Mina Perdita could neither have accepted nor refused such an offer. Her temple training and brutal Officio Assassinorum indoctrination made choice an illusion. The Holy Ordos of the Inquisition had despatched her to infiltrate the Sons of the Hydra and assassinate Quetzel Carthach, Arch-Lord of the Alpha Legion. She had failed, and death would have awaited her if it hadn’t been for the intervention of Lord Occam.
Disguising her failure as that of another, Occam took her as his prisoner. Too valuable a tool to be allowed to rot in a cell, he broke her. He shattered Mina Perdita and reassembled what was left into something both lethal and loyal. Now she was his. Keeping knowledge of Perdita’s infiltration and intended assassination from Carthach himself, Occam the Untrue engaged her lethal talents for the Redacted. And so, that was how a trained killer and a professional con artist came to work for the renegade Space Marines of the Alpha Legion.
‘Aren’t you watching it?’ Blatch said to the pilot, getting out of his seat to slap the cultist across the back of his shaved head.

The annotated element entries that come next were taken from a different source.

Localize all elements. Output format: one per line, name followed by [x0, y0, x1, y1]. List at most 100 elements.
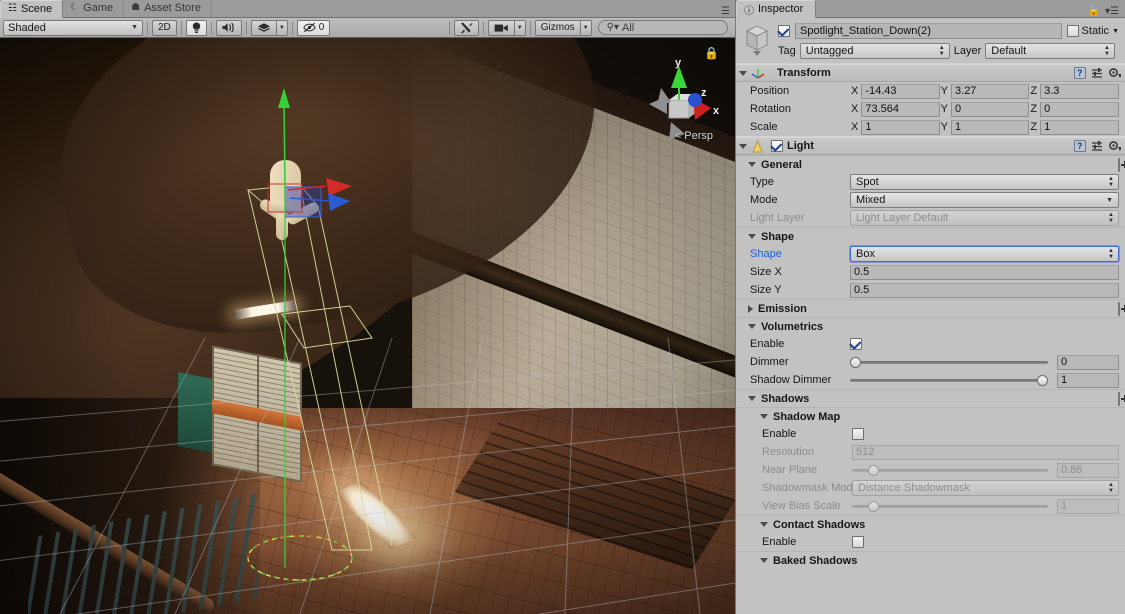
row-size-y: Size Y 0.5	[736, 281, 1125, 299]
section-shadow-map[interactable]: Shadow Map	[736, 407, 1125, 425]
position-y-input[interactable]: 3.27	[951, 83, 1030, 99]
chevron-down-icon[interactable]: ▼	[1112, 28, 1119, 35]
lock-icon[interactable]: 🔓	[1088, 6, 1100, 17]
scale-z-input[interactable]: 1	[1040, 119, 1120, 135]
toggle-2d-button[interactable]: 2D	[152, 19, 177, 36]
gear-icon[interactable]: ▼	[1108, 67, 1121, 79]
preset-icon[interactable]	[1091, 67, 1103, 79]
light-type-dropdown[interactable]: Spot ▲ ▼	[850, 174, 1119, 190]
section-emission[interactable]: Emission	[736, 299, 1125, 317]
section-shadows[interactable]: Shadows	[736, 389, 1125, 407]
tab-scene[interactable]: ☷ Scene	[0, 0, 64, 18]
gameobject-active-checkbox[interactable]	[778, 25, 790, 37]
lighting-toggle-button[interactable]	[185, 19, 207, 36]
component-header-transform[interactable]: Transform ? ▼	[736, 64, 1125, 82]
shadowmap-enable-checkbox[interactable]	[852, 428, 864, 440]
gizmos-button[interactable]: Gizmos	[534, 19, 581, 36]
resolution-input: 512	[852, 444, 1119, 460]
emission-add-button[interactable]	[1118, 301, 1120, 316]
shadows-add-button[interactable]	[1118, 391, 1120, 406]
gizmos-dropdown-arrow[interactable]: ▼	[580, 19, 592, 36]
rotation-x-input[interactable]: 73.564	[861, 101, 940, 117]
chevron-down-icon[interactable]	[760, 558, 768, 563]
volumetrics-enable-checkbox[interactable]	[850, 338, 862, 350]
light-type-value: Spot	[856, 176, 879, 188]
light-enabled-checkbox[interactable]	[771, 140, 783, 152]
rotation-z-input[interactable]: 0	[1040, 101, 1120, 117]
scale-fields: X 1 Y 1 Z 1	[850, 119, 1125, 135]
tab-asset-store[interactable]: ☗ Asset Store	[124, 0, 212, 17]
contact-shadows-enable-checkbox[interactable]	[852, 536, 864, 548]
tab-inspector[interactable]: ⓘ Inspector	[736, 0, 817, 18]
chevron-down-icon[interactable]	[739, 143, 747, 149]
static-checkbox[interactable]	[1066, 25, 1079, 37]
section-shape[interactable]: Shape	[736, 227, 1125, 245]
chevron-right-icon[interactable]	[748, 304, 753, 313]
size-y-label: Size Y	[750, 284, 782, 296]
draw-mode-dropdown[interactable]: Shaded ▼	[3, 19, 143, 36]
light-mode-dropdown[interactable]: Mixed ▼	[850, 192, 1119, 208]
gameobject-name-input[interactable]: Spotlight_Station_Down(2)	[795, 23, 1062, 39]
audio-toggle-button[interactable]	[215, 19, 242, 36]
rotation-y-input[interactable]: 0	[951, 101, 1030, 117]
chevron-down-icon[interactable]	[739, 70, 747, 76]
toggle-2d-label: 2D	[158, 22, 171, 33]
preset-icon[interactable]	[1091, 140, 1103, 152]
gameobject-name-value: Spotlight_Station_Down(2)	[800, 25, 931, 37]
component-header-light[interactable]: Light ? ▼	[736, 137, 1125, 155]
position-z-input[interactable]: 3.3	[1040, 83, 1120, 99]
help-icon[interactable]: ?	[1074, 140, 1086, 152]
slider-knob[interactable]	[850, 356, 861, 368]
scene-viewport[interactable]: 🔒 y x z < Persp	[0, 38, 735, 614]
section-volumetrics[interactable]: Volumetrics	[736, 317, 1125, 335]
hamburger-icon: ☰	[721, 6, 730, 17]
prefab-cube-icon	[742, 23, 772, 57]
general-add-button[interactable]	[1118, 157, 1120, 172]
hidden-objects-button[interactable]: 0	[296, 19, 331, 36]
plus-icon	[1118, 301, 1120, 316]
dimmer-slider[interactable]	[850, 355, 1048, 369]
layer-dropdown[interactable]: Default ▲ ▼	[985, 43, 1115, 59]
hamburger-icon[interactable]: ▾☰	[1105, 6, 1119, 17]
scene-search-input[interactable]: ⚲▾ All	[597, 20, 729, 35]
gear-icon[interactable]: ▼	[1108, 140, 1121, 152]
scene-axis-gizmo[interactable]: y x z	[633, 58, 725, 158]
scale-y-input[interactable]: 1	[951, 119, 1030, 135]
tools-button[interactable]	[453, 19, 479, 36]
tag-dropdown[interactable]: Untagged ▲ ▼	[799, 43, 950, 59]
size-x-input[interactable]: 0.5	[850, 264, 1119, 280]
projection-mode-label[interactable]: < Persp	[675, 130, 713, 142]
tag-layer-row: Tag Untagged ▲ ▼ Layer Default ▲ ▼	[778, 43, 1119, 59]
shadow-dimmer-slider[interactable]	[850, 373, 1048, 387]
svg-text:▼: ▼	[1117, 146, 1122, 152]
section-general[interactable]: General	[736, 155, 1125, 173]
section-baked-shadows[interactable]: Baked Shadows	[736, 551, 1125, 569]
camera-dropdown-arrow[interactable]: ▼	[514, 19, 526, 36]
svg-text:?: ?	[1077, 68, 1083, 78]
chevron-down-icon[interactable]	[760, 522, 768, 527]
scene-tab-menu[interactable]: ☰	[721, 6, 735, 17]
help-icon[interactable]: ?	[1074, 67, 1086, 79]
scene-camera-button[interactable]	[487, 19, 515, 36]
chevron-down-icon[interactable]	[748, 162, 756, 167]
shadow-dimmer-input[interactable]: 1	[1057, 372, 1119, 388]
effects-toggle-button[interactable]	[250, 19, 277, 36]
toolbar-divider	[529, 20, 531, 35]
section-contact-shadows[interactable]: Contact Shadows	[736, 515, 1125, 533]
size-x-label: Size X	[750, 266, 782, 278]
dimmer-input[interactable]: 0	[1057, 354, 1119, 370]
slider-knob[interactable]	[1037, 374, 1048, 386]
chevron-down-icon[interactable]	[748, 324, 756, 329]
scale-x-input[interactable]: 1	[861, 119, 940, 135]
size-y-input[interactable]: 0.5	[850, 282, 1119, 298]
chevron-down-icon[interactable]	[748, 396, 756, 401]
shape-dropdown[interactable]: Box ▲ ▼	[850, 246, 1119, 262]
tag-value: Untagged	[805, 45, 854, 57]
position-x-input[interactable]: -14.43	[861, 83, 940, 99]
chevron-down-icon[interactable]	[760, 414, 768, 419]
row-resolution: Resolution 512	[736, 443, 1125, 461]
tab-game[interactable]: ☾ Game	[63, 0, 125, 17]
store-icon: ☗	[131, 2, 141, 13]
chevron-down-icon[interactable]	[748, 234, 756, 239]
effects-dropdown-arrow[interactable]: ▼	[276, 19, 288, 36]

Perdita narrowed her eyes and peered through the cockpit canopy. The Dreadclaw drop pod carrying her masters had streaked off before shutting down its thrusters. Like a warped and blossoming flower, the rolling pod opened its landing claws, beneath which lurked the venomous threat of Alpha Legion infiltrators.
Blatch leant forward and depressed a vox stud on the co-pilot console, encoding an open channel: ‘All craft – cut thrust.’
Like the Dreadclaw, the flotilla of cultist boarding craft killed their engines and drifted with inertial grace towards the Assiduous. The Assassin felt the deceleration through the deck and reached up to steady herself against the low ceiling of the cockpit. She watched the Serpent’s Egg hurtle towards the Adeptus Astartes flagship, the battle-scarred behemoth seeming to grow before the silent advance of the lone pod. The launch bay of the battle-barge’s hammerhead prow section gaped open before the spinning Dreadclaw, like the mouth of some great beast of the void.